Catégorie : Minutes de la multitude

Multitudes #60

Portes ouvertes : le train glisse lentement sur son erre, terres gorgées d’eau, ronces, rouilles ; les portent claquent.

Au milieu de la conversation qui se joue dans une langue inconnue de moi, je suis les mouvements des mains, le rythme des phrases, les inflexions, les regards. Autre est le jeu.

À l’approche du terminus préparatifs lents gestes de vieillards précautionneux.

Multitudes #59

Un visage rond, enfantin presque, lointain, m’attire par le rouge  des lèvres, la rencontre de nos regards, même si je ne distingue pas les yeux. Je me retourne : un homme en treillis de camouflage.

L’avant-dernier arrêt. C’est déjà la ville. Les demi-riches montent et restent debout. Ils frôlent les pauvres assis et endormis.

Celui qui parle seul et haut sans que personne ne le regarde, ivresse ou folie, est-il différent de celui qui sur le siège d’en face écrit sans être lu ?

Minutes de la multitude #58

La nuit est seulement un bruit.

Quelle a été leur journée à chacun? Pour toi, c’est maintenant la fin, dans l’oubli déjà. Tu es le cheval rentrant à l’écurie. Fourbu. Abêti.

Surprise de voir la gare du terminus. Déjà arrivé. Temps manqué.

Minutes de la multitude #57

À pas mesurés sur le sol rayé. Remonter, aller vers l’avant. Ressentir l’immobilité du train.

Défilement très lent. Pas de perspective : un mur, le bord de la voie. Trop lent pour forcer le passage dans la mémoire. Trop rapide pour être regardé.

Une nouveau rythme entêtant, entraînant. Inconnu.

Minutes de la multitude #56

Deux billets pliés, origamis contradictoires posés sur le cratère évasé d’un siège vert. La beauté est partout et nous serions étouffés si nous ne fermions pas les yeux.

La moue. Dégoût, envie, fatigue, tristesse, mépris. Ses yeux passent sans se poser. Sa beauté est distante. Ses lèvres ne se desserrent pas. Elle est toute hauteur.

Rainures du revêtement de plastique noir. Dans les creux, la poussière et la crasse sédimentées laissent un ton gris. Au regard perdu, les lignes dansent.

Minutes de la multitude #55

Lumière comme si l’hiver était oublié, la voiture vide. Voyager au milieu du jour, sans hâte. La vie serait facile.

Première fois : je suis monté dans le train en suivant les instructions du général que j’ai attendu au terminus avant d’aller au bord du lac chez le Kantien.

Le tunnel avant le terminus, la ville en son centre. Tu vas être rendu – Déploiement mental de tous les sens.

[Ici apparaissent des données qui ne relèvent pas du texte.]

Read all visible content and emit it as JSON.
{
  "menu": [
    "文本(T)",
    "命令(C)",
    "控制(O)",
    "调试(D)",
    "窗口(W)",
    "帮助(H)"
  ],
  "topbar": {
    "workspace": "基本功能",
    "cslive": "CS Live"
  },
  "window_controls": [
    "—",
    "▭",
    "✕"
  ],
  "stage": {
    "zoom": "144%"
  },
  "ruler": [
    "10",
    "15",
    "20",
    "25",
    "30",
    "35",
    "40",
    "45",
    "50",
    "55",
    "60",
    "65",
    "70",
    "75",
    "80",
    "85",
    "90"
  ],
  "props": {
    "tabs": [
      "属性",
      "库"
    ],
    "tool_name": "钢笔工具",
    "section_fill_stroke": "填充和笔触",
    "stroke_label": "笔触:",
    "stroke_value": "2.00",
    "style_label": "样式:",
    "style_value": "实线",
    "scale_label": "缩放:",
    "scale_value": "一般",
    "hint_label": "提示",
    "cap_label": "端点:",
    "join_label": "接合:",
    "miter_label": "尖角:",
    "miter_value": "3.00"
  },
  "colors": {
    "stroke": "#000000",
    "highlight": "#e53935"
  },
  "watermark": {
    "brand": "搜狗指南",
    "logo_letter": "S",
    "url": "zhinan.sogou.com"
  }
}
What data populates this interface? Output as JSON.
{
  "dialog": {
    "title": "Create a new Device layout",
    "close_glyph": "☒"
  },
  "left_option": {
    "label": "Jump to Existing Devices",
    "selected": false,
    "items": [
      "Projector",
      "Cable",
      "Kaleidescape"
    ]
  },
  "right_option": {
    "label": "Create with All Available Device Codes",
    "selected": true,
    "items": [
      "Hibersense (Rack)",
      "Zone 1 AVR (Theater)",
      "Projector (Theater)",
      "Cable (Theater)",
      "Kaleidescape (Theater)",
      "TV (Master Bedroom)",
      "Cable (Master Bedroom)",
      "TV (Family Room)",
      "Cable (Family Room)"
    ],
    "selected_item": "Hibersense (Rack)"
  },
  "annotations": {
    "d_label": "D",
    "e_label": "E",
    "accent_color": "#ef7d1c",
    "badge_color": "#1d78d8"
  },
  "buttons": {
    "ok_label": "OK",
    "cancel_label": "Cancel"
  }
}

Minutes de la multitude #54

À chaque arrêt, quelqu’un descend et vide le train. La voiture est rendue à sa beauté figée d’objet, baignée par la lumière d’octobre.

Ils me regardent écrire comme on regarderait un fou peu dangereux. Qu’est-ce qu’il y a de folie dans mon obstination d’écrire? Combien d’écriture entre la folie et moi?

Ai-je jamais embrassé dans ce train?

Minutes de la multitude #53

Je suis avec le fils. J’explique, Je montre. Les mots ne vont pas au delà du réel commun. Il ne saura rien des images que je rencontre..

Train immobile dans le tunnel de la gare. Il est dans les échecs comme une course. Je suis hébété.

Décrire la déliquescence de la gare. Une liste naît en moi. Il faudrait toute une journée pour le regard pour le mener à sa fin.

Minutes de la multitude #52

À l’arrêt. L’affiche des horaires décollée découvre l’affiche des horaires de l’année passée. Le triangle décollé à l’envers gris perle se balance au vent du tunnel.

Inhabituellement, je suis debout. Je suis plus haut que dans mes souvenirs : j’ai grandi, le train a rapetissé, la mémoire comprime, ou bien je divague.

Je suis le seul à descendre. Tout de suite sur la rue vide. Un train passe dans l’autre sens sans s’arrêter. Il n’y a plus qu’à marcher comme s’il y avait un but.

Minutes de la multitude #51

Myope, sans lunettes, je ne vois que les taches claires des masques, flocons, pétales.

Dans un autre train, similaire, je n’ai rien à écrire. Pas de répétition faisant du temps mémoire. Comme dans le livre de l’enfant, ce n’est pas mon train.

Assis, un avant-bras vertical, la main posé sur le crâne, le coude touché par l’autre bras horizontal. Les yeux se ferment, le bras empoigne la barre de soutien verticale. Il est labyrinthe à lui-même.